Alexandre Delaigue : Sur le terrain économique, les annonces étaient extrêmement négatives. Sur le terrain sanitaire, nous pensions que si les pays riches connaissaient des difficultés, celles-ci seraient démultipliées dans les pays pauvres. Les pays riches sont un débouché économique pour un grand nombre de pays émergents et tout le monde pensait que la crise aurait impliqué une crise forte dans les pays en voie de développement.

Alors que les pays du Nord subissent une récession historique, comment se fait-il que ces dommages économiques soient moins importants pour les pays à faibles revenus ? Ont-ils fait quelque chose de particulier ?

Plusieurs facteurs existent. Quand on représente sur une courbe, la mortalité d’un côté et l’impact économique de l’autre, on constate que ces deux aspects sont directement liés. Il n’existe aucun arbitrage entre la santé ou l’économie. Les pays qui ont les plus importants problèmes de santé, ont eu plus de problèmes économiques et inversement. Les pays émergents ont eu moins de problèmes de santé, de ce fait, ils ont connu moins d’effets négatifs sur leur économie.

Nous nous sommes trompés à deux niveaux. Premièrement en imaginant que les conséquences sanitaires seraient beaucoup plus fortes dans les pays émergents. Ce qui n’a pas été le cas. Deuxièmement, en anticipant un arbitrage entre santé et économie. Ce qui n’a pas été le cas non plus.
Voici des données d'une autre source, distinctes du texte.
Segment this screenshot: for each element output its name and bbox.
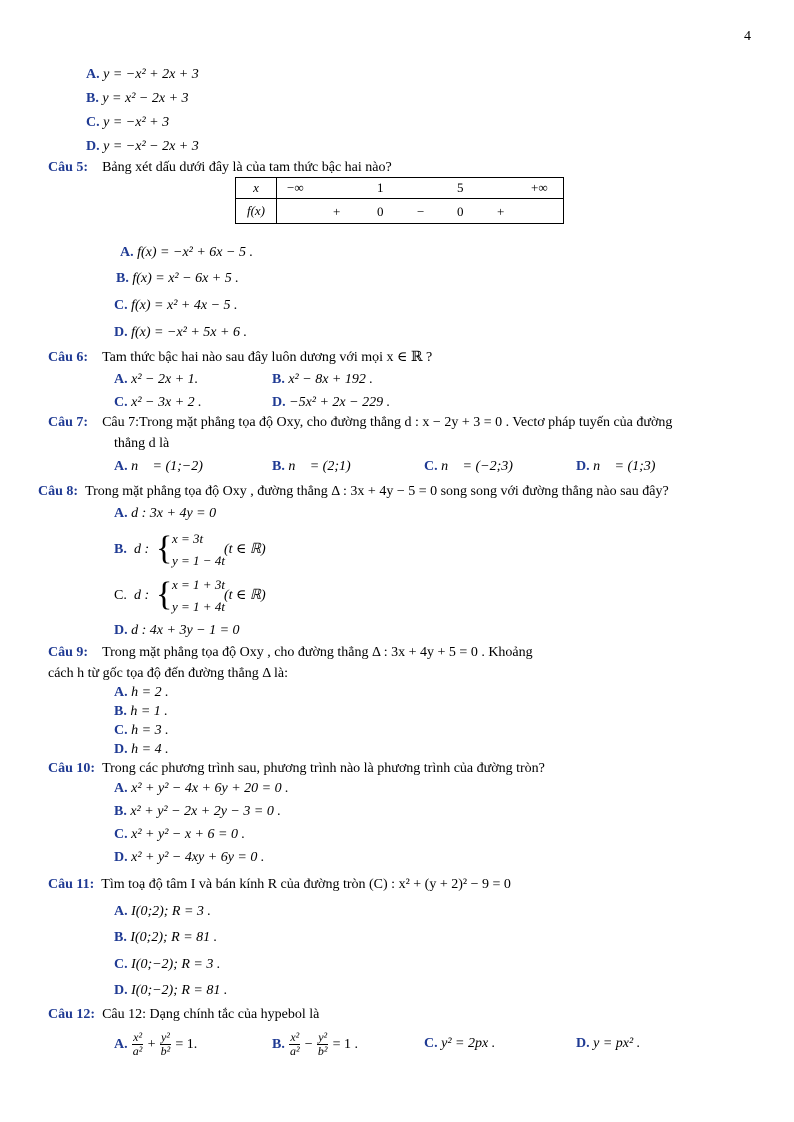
sign-plus-right: + [497, 204, 505, 219]
x-root-5: 5 [457, 180, 464, 195]
q8-option-a[interactable]: A. d : 3x + 4y = 0 [114, 506, 217, 521]
q12-stem [48, 1006, 319, 1024]
q6-stem [48, 349, 432, 367]
q5-option-d[interactable]: D. f(x) = −x² + 5x + 6 . [114, 325, 247, 340]
q11-option-b[interactable]: B. I(0;2); R = 81 . [114, 930, 218, 945]
fraction: $\frac{\text{x²}}{\text{a²}}$ [132, 1030, 143, 1059]
brace-icon: { [156, 530, 173, 567]
q6-option-a[interactable]: A. x² − 2x + 1. [114, 372, 199, 387]
q6-option-b[interactable]: B. x² − 8x + 192 . [272, 372, 373, 387]
q9-number: Câu 9: [48, 645, 89, 660]
q7-option-c[interactable]: C. n⃗ = (−2;3) [424, 459, 513, 474]
x-pos-infinity: +∞ [531, 180, 548, 195]
x-root-1: 1 [377, 180, 384, 195]
q8-option-b[interactable]: B. d : { x = 3t y = 1 − 4t (t ∈ ℝ) [114, 530, 266, 568]
q8-number: Câu 8: [38, 484, 79, 499]
q11-option-c[interactable]: C. I(0;−2); R = 3 . [114, 957, 221, 972]
q8-text: Trong mặt phẳng tọa độ Oxy , đường thẳng Δ : 3x + 4y − 5 = 0 song song với đường thẳng nào sau đây? [85, 484, 669, 499]
q6-option-c[interactable]: C. x² − 3x + 2 . [114, 395, 202, 410]
q7-option-a[interactable]: A. n⃗ = (1;−2) [114, 459, 203, 474]
q8-option-c[interactable]: C. d : { x = 1 + 3t y = 1 + 4t (t ∈ ℝ) [114, 576, 266, 614]
q12-number: Câu 12: [48, 1007, 96, 1022]
page-number: 4 [744, 29, 751, 44]
q9-stem [48, 644, 533, 662]
q11-stem [48, 876, 511, 894]
q12-text: Câu 12: Dạng chính tắc của hypebol là [102, 1007, 320, 1022]
sign-table-f-head: f(x) [236, 199, 277, 224]
q5-option-c[interactable]: C. f(x) = x² + 4x − 5 . [114, 298, 238, 313]
q8-stem [38, 483, 669, 501]
q10-text: Trong các phương trình sau, phương trình nào là phương trình của đường tròn? [102, 761, 545, 776]
q9-text-line2: cách h từ gốc tọa độ đến đường thẳng Δ là: [48, 666, 288, 681]
sign-table-x-head: x [236, 178, 277, 199]
q5-option-a[interactable]: A. f(x) = −x² + 6x − 5 . [120, 245, 253, 260]
q10-stem [48, 760, 545, 778]
brace-icon: { [156, 576, 173, 613]
q6-number: Câu 6: [48, 350, 89, 365]
sign-minus: − [417, 204, 425, 219]
q7-stem [48, 414, 672, 432]
q10-number: Câu 10: [48, 761, 96, 776]
q9-option-a[interactable]: A. h = 2 . [114, 685, 169, 700]
q11-number: Câu 11: [48, 877, 95, 892]
q12-option-b[interactable]: B. $\frac{\text{x²}}{\text{a²}}$ − $\frac{\text{y²}}{\text{b²}}$ = 1 . [272, 1030, 359, 1059]
q10-option-b[interactable]: B. x² + y² − 2x + 2y − 3 = 0 . [114, 804, 281, 819]
sign-table-row-f [236, 199, 564, 224]
q7-number: Câu 7: [48, 415, 89, 430]
q11-text: Tìm toạ độ tâm I và bán kính R của đường tròn (C) : x² + (y + 2)² − 9 = 0 [101, 877, 511, 892]
q7-text-line1: Câu 7:Trong mặt phẳng tọa độ Oxy, cho đường thẳng d : x − 2y + 3 = 0 . Vectơ pháp tuyến của đường [102, 415, 673, 430]
sign-plus-left: + [333, 204, 341, 219]
sign-table-x-values [277, 178, 564, 199]
q5-option-b[interactable]: B. f(x) = x² − 6x + 5 . [116, 271, 239, 286]
q10-option-a[interactable]: A. x² + y² − 4x + 6y + 20 = 0 . [114, 781, 289, 796]
q6-option-d[interactable]: D. −5x² + 2x − 229 . [272, 395, 391, 410]
q4-option-a[interactable]: A. y = −x² + 2x + 3 [86, 67, 199, 82]
q9-text-line1: Trong mặt phẳng tọa độ Oxy , cho đường thẳng Δ : 3x + 4y + 5 = 0 . Khoảng [102, 645, 533, 660]
q4-option-d[interactable]: D. y = −x² − 2x + 3 [86, 139, 199, 154]
q12-option-c[interactable]: C. y² = 2px . [424, 1036, 496, 1051]
q7-option-b[interactable]: B. n⃗ = (2;1) [272, 459, 351, 474]
q5-number: Câu 5: [48, 160, 89, 175]
fraction: $\frac{\text{x²}}{\text{a²}}$ [290, 1030, 300, 1059]
q9-option-d[interactable]: D. h = 4 . [114, 742, 169, 757]
sign-zero-1: 0 [377, 204, 384, 219]
q10-option-c[interactable]: C. x² + y² − x + 6 = 0 . [114, 827, 245, 842]
q5-text: Bảng xét dấu dưới đây là của tam thức bậc hai nào? [102, 160, 392, 175]
sign-table-f-signs [277, 199, 564, 224]
sign-table-row-x [236, 178, 564, 199]
sign-zero-5: 0 [457, 204, 464, 219]
sign-table [235, 177, 564, 224]
q8-option-d[interactable]: D. d : 4x + 3y − 1 = 0 [114, 623, 240, 638]
q12-option-a[interactable]: A. $\frac{\text{x²}}{\text{a²}}$ + $\frac{\text{y²}}{\text{b²}}$ = 1. [114, 1030, 198, 1059]
x-neg-infinity: −∞ [287, 180, 304, 195]
q11-option-d[interactable]: D. I(0;−2); R = 81 . [114, 983, 228, 998]
q7-option-d[interactable]: D. n⃗ = (1;3) [576, 459, 656, 474]
fraction: $\frac{\text{y²}}{\text{b²}}$ [160, 1030, 171, 1059]
q9-option-b[interactable]: B. h = 1 . [114, 704, 168, 719]
q11-option-a[interactable]: A. I(0;2); R = 3 . [114, 904, 211, 919]
q9-option-c[interactable]: C. h = 3 . [114, 723, 169, 738]
fraction: $\frac{\text{y²}}{\text{b²}}$ [317, 1030, 328, 1059]
q4-option-c[interactable]: C. y = −x² + 3 [86, 115, 170, 130]
q5-stem [48, 159, 392, 177]
q7-text-line2: thẳng d là [114, 436, 170, 451]
q4-option-b[interactable]: B. y = x² − 2x + 3 [86, 91, 189, 106]
q6-text: Tam thức bậc hai nào sau đây luôn dương với mọi x ∈ ℝ ? [102, 350, 433, 365]
q12-option-d[interactable]: D. y = px² . [576, 1036, 641, 1051]
q10-option-d[interactable]: D. x² + y² − 4xy + 6y = 0 . [114, 850, 265, 865]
Sur le continent Africain, les systèmes de santé ont bien réagi mais il ne faut pas oublier la pyramide des âges. Étant donné l’effet diversifié du Covid-19 par âge, automatiquement les pays émergents de l’Afrique ou du Sud-Est asiatique, qui ont une population plus jeune, ont été moins touchés. Les pays d’Amérique latine, qui ont eux une pyramide des âges plus proche des pays européens, ont subi les effets sanitaires et économiques de plein fouet.

Alors qu’on s’imaginait que les pays africains avaient des systèmes de soin défaillants face aux épidémie, ils ont plutôt bien réagi. À côté de leurs lacunes budgétaires indiscutables, ils ont l’avantage d’avoir l’habitude de gérer les épidémies. Ils ont du personnel médical entraîné par l’expérience d’Ebola ou de diverses épidémies. Ils ont eu de meilleurs réflexes que nous. Dans certains pays du Sud-est asiatique, l’expérience du Sars leur a permis de concevoir une meilleure capacité de réaction. Une capacité absente dans les pays riches.

À partir du moment où la crise du Covid a été moins forte, automatiquement l’effet sur les exportations, les industries sont moindres. Il ne faut pas oublier que les pays émergents commercent entre eux et sont aussi moins dépendants des pays riches pour leur activité économique.

Les inégalités mondiales se sont-elles aggravées avec la Covid-19 ?

Il y a un paradoxe à ce propos. Il semble que les inégalités mondiales se soient légèrement réduites dans l’année 2020 à cause de cet écart de récession. On parle d’inégalités de revenus par pays, mais au niveau individuel, nous n’avons pas les éléments permettant d’identifier cela.

Y-a-t-il des éléments intéressants que nous pourrions appliquer à notre gestion de la crise ?

Il y a une série de réflexes qui auraient pu être acquis étant donné que les autres avaient de l’avance. Maintenant, si une autre épidémie survient l’acceptation sociale du port du masque sera plus comprise par la population. À l’avenir, comme en Asie du Sud-Est, on peut croire que le port du masque sera envisagé en cas de maladie respiratoire en Europe.

On pourra aussi retenir la leçon de la Chine. L’homme politique en charge de la réaction sanitaire avait de l’expérience,  il l’a acquise lors d’interventions d’aides humanitaires durant les crises d’Ebola en Afrique. Il était en charge de la réaction Sars au début des années 2000 et a utilisé tout son savoir pour la Covid-19. À l’avenir, il est nécessaire d’apprendre l’importance de s’entourer de personnes expérimentées.